И все заржали над этот семейной шуткой, а обстановка — разрядилась. К этому моменту Анюта успела наполовину раздеться, погрузить руки в стену почти до локтей, а кроме того, — она вызвала перед собой какое-то подобие зеркала, в которое и корчила теперь отчаянные рожи. Обшивка вокруг нее и периферия "зеркала" чем дальше, — тем больше шла сложнейшими извивами многоцветных огней, на которые Сен смотрел с нескрываемым интересом.
— Стоп! Мы не о том говорим: уважаемый Отщепенец, значит ли ваше содержательное сообщение, что вы отказываетесь сами и не рекомендуете прочим — лететь?
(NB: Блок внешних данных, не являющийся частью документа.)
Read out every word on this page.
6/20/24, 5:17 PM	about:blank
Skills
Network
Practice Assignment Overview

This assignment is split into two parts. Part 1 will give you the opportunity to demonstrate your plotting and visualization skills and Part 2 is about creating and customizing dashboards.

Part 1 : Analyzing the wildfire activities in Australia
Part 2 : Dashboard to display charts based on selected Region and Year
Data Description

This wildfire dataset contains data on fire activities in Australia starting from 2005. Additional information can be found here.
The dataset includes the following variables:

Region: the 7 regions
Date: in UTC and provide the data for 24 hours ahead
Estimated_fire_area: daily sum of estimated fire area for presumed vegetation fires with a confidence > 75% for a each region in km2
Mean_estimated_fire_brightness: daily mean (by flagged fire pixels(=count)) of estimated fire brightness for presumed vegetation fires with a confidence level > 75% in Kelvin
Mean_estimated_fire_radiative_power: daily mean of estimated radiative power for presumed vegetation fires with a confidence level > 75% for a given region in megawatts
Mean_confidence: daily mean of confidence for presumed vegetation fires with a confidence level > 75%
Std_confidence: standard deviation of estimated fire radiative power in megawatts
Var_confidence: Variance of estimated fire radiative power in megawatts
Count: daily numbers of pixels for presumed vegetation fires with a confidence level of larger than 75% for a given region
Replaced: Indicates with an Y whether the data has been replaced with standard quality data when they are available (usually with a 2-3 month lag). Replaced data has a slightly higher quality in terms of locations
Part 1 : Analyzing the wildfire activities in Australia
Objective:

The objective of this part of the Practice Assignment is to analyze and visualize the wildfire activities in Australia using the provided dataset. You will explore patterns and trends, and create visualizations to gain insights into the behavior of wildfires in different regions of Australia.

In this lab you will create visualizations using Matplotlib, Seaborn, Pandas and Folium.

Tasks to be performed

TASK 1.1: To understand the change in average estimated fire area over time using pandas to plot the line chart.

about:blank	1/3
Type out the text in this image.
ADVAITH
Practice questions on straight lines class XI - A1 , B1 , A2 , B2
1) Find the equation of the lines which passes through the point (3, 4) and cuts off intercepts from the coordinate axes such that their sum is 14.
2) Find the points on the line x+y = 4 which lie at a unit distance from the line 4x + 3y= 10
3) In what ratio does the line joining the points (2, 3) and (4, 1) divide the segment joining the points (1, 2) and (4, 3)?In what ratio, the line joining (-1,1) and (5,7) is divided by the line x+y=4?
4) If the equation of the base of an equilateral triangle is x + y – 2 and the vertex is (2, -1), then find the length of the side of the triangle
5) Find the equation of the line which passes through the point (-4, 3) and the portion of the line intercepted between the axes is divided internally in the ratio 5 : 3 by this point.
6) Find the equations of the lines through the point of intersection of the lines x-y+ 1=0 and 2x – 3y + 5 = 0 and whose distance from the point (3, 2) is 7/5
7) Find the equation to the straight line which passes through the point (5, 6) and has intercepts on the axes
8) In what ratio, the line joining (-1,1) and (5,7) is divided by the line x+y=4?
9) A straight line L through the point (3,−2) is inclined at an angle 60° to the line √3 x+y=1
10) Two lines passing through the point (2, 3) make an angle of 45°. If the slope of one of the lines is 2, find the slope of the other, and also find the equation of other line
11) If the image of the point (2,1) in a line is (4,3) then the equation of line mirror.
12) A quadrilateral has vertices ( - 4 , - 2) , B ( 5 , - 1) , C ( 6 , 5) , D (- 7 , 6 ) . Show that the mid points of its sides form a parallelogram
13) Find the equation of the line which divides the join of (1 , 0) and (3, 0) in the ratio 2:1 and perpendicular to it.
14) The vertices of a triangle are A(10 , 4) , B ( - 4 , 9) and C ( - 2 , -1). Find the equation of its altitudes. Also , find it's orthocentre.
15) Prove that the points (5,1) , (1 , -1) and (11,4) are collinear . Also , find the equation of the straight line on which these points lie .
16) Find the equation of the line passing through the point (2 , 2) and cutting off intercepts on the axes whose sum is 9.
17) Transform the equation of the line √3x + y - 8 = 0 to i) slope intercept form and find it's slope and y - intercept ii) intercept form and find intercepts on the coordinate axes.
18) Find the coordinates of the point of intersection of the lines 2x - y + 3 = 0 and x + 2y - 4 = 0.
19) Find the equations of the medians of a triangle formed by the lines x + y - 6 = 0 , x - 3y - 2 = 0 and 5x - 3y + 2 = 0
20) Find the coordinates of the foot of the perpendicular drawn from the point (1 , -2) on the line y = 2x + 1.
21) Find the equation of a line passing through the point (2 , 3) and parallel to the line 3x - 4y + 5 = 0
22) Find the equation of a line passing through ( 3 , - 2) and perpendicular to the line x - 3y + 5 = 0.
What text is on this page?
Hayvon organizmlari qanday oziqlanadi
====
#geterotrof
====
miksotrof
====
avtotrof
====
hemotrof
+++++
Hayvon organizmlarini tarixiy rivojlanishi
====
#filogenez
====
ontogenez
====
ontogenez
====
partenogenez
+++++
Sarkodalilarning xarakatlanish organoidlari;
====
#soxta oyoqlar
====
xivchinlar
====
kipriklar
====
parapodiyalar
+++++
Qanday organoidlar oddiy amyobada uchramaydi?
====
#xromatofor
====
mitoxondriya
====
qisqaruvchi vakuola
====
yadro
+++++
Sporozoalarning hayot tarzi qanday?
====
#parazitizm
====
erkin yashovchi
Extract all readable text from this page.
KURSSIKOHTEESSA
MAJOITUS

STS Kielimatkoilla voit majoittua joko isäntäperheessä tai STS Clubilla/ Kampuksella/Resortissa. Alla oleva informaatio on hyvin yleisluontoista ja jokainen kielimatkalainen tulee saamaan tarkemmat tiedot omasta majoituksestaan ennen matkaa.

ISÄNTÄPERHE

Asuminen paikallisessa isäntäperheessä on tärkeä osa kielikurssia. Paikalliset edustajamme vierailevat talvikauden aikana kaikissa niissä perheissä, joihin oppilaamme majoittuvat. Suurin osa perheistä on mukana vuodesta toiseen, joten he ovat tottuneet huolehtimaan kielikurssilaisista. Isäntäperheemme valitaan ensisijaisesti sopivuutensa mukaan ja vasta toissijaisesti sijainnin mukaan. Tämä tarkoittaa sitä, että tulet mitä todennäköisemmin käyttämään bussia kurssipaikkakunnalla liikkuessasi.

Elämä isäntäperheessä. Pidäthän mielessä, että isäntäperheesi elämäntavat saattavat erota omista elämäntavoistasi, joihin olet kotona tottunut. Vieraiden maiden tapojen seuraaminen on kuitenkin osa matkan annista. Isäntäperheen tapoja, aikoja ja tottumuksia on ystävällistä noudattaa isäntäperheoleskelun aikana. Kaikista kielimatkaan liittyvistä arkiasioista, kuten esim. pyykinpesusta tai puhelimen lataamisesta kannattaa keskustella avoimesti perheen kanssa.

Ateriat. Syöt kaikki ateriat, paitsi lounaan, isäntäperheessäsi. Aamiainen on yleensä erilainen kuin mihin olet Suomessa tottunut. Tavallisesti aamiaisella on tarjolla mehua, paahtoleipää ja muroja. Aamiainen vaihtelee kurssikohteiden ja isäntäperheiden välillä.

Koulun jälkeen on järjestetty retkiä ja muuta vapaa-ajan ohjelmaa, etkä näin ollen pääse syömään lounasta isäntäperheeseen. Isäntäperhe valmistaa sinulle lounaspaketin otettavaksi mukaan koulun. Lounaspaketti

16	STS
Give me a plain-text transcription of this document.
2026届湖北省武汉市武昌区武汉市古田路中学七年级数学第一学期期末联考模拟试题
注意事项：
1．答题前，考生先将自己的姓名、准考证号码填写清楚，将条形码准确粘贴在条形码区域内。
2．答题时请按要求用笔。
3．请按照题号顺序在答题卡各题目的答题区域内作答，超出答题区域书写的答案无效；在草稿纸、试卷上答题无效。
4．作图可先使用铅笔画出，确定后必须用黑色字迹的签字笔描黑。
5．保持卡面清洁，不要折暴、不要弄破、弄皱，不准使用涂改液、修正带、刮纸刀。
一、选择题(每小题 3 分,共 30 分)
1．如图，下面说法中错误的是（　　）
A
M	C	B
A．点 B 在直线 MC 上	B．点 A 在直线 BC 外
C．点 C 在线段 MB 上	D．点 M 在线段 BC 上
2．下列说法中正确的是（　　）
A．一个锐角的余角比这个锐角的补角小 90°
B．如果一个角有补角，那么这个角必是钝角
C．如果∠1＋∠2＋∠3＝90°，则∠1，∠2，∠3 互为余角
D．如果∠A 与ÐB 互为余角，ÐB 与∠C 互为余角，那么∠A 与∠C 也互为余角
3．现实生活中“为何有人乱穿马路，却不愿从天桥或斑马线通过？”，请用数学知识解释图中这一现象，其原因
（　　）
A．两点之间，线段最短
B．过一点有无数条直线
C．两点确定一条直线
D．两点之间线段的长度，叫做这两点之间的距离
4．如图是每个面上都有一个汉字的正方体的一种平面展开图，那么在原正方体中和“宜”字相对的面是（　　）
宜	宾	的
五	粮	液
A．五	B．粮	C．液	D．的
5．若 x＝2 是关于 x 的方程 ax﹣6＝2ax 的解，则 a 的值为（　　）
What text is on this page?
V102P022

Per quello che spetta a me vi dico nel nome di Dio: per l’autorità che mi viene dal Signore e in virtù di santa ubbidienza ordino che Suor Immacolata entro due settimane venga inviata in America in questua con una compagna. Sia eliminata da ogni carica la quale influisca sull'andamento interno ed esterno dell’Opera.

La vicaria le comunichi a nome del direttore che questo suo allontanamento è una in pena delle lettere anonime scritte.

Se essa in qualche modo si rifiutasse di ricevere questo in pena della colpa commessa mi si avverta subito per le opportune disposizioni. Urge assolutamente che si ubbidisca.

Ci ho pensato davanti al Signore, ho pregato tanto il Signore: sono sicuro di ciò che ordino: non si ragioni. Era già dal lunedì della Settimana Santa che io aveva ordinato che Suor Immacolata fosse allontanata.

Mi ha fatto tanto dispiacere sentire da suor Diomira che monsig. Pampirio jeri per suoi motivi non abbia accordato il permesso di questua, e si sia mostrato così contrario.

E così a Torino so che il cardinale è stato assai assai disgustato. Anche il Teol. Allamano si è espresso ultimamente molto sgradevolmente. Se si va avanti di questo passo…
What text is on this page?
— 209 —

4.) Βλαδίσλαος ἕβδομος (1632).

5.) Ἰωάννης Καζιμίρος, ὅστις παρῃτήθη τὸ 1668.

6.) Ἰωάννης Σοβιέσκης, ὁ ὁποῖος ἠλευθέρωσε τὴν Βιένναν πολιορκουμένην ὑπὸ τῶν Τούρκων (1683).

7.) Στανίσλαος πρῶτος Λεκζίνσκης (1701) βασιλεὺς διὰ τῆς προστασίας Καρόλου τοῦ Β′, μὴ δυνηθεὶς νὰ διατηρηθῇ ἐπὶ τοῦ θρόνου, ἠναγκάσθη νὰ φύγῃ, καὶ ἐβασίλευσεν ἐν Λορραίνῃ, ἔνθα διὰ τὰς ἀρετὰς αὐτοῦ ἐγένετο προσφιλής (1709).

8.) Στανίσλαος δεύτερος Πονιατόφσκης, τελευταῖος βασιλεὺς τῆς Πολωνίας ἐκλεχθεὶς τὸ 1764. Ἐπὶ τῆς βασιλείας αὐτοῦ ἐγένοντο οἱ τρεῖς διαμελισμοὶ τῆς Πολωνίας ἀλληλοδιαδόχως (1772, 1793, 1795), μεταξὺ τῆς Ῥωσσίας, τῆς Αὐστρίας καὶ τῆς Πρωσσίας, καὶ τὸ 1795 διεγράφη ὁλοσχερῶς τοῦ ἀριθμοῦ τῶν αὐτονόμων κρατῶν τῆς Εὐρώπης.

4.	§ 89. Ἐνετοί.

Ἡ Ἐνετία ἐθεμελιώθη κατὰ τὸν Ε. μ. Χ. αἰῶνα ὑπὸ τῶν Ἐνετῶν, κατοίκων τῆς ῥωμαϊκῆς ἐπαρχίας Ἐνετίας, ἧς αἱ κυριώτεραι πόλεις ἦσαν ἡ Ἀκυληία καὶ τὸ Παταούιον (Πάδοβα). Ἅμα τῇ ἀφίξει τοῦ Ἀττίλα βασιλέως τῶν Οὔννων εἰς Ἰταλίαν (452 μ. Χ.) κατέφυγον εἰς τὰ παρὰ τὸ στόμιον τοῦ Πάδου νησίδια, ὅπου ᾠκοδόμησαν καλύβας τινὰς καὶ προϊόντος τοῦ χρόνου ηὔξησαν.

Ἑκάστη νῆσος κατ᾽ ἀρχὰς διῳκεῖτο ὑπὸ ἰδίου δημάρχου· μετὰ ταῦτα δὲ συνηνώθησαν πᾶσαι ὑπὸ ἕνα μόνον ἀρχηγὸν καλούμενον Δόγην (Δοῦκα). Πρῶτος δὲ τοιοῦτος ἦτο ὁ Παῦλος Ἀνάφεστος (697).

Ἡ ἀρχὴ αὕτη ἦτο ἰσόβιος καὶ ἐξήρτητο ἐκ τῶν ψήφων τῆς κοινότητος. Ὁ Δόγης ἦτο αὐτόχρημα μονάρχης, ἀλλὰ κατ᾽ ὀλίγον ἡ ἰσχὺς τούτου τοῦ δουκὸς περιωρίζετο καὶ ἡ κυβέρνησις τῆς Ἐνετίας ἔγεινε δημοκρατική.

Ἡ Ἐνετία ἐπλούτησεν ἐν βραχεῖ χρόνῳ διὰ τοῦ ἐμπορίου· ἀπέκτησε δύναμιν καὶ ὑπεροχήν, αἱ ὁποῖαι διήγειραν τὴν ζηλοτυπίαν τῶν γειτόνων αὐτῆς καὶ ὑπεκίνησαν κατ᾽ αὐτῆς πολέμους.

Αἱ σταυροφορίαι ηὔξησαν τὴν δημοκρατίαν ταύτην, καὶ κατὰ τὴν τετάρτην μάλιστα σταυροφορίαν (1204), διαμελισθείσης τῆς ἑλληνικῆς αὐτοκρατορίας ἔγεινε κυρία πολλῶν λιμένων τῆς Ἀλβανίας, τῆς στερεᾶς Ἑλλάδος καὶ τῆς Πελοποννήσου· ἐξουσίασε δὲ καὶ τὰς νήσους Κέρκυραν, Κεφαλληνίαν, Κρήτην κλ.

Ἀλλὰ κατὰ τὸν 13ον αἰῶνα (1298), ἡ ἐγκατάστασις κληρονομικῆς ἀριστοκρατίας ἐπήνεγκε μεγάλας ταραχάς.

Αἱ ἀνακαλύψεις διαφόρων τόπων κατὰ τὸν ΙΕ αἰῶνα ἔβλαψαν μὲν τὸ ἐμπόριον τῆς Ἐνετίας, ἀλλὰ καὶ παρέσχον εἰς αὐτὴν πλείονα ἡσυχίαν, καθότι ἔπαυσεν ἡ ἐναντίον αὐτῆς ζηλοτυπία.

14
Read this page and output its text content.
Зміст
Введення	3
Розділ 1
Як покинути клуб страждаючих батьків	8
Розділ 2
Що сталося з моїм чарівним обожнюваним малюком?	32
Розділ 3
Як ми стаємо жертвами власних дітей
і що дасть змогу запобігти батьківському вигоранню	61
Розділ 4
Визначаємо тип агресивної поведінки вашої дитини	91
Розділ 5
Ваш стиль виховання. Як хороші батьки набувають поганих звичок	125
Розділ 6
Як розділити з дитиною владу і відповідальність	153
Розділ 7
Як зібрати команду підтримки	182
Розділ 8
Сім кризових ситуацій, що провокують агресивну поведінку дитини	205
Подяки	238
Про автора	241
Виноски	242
— Ни в коем случае! Лететь! Мои выводы прошу относить исключительно на счет присущей мне научной добросовестности. А так... При все моем уважении к Фермеру тоже самое гораздо лучше сказали португальцы: "Плавать по морям необходимо. Жить — не так уж необходимо". Я — всецело разделяю этот принцип.
— Тогда попрошу высказываться. "Да" — или "нет" — остальное от дьявола.
Все — умолкли, а потом поочередно раздалось четырнадцать "да".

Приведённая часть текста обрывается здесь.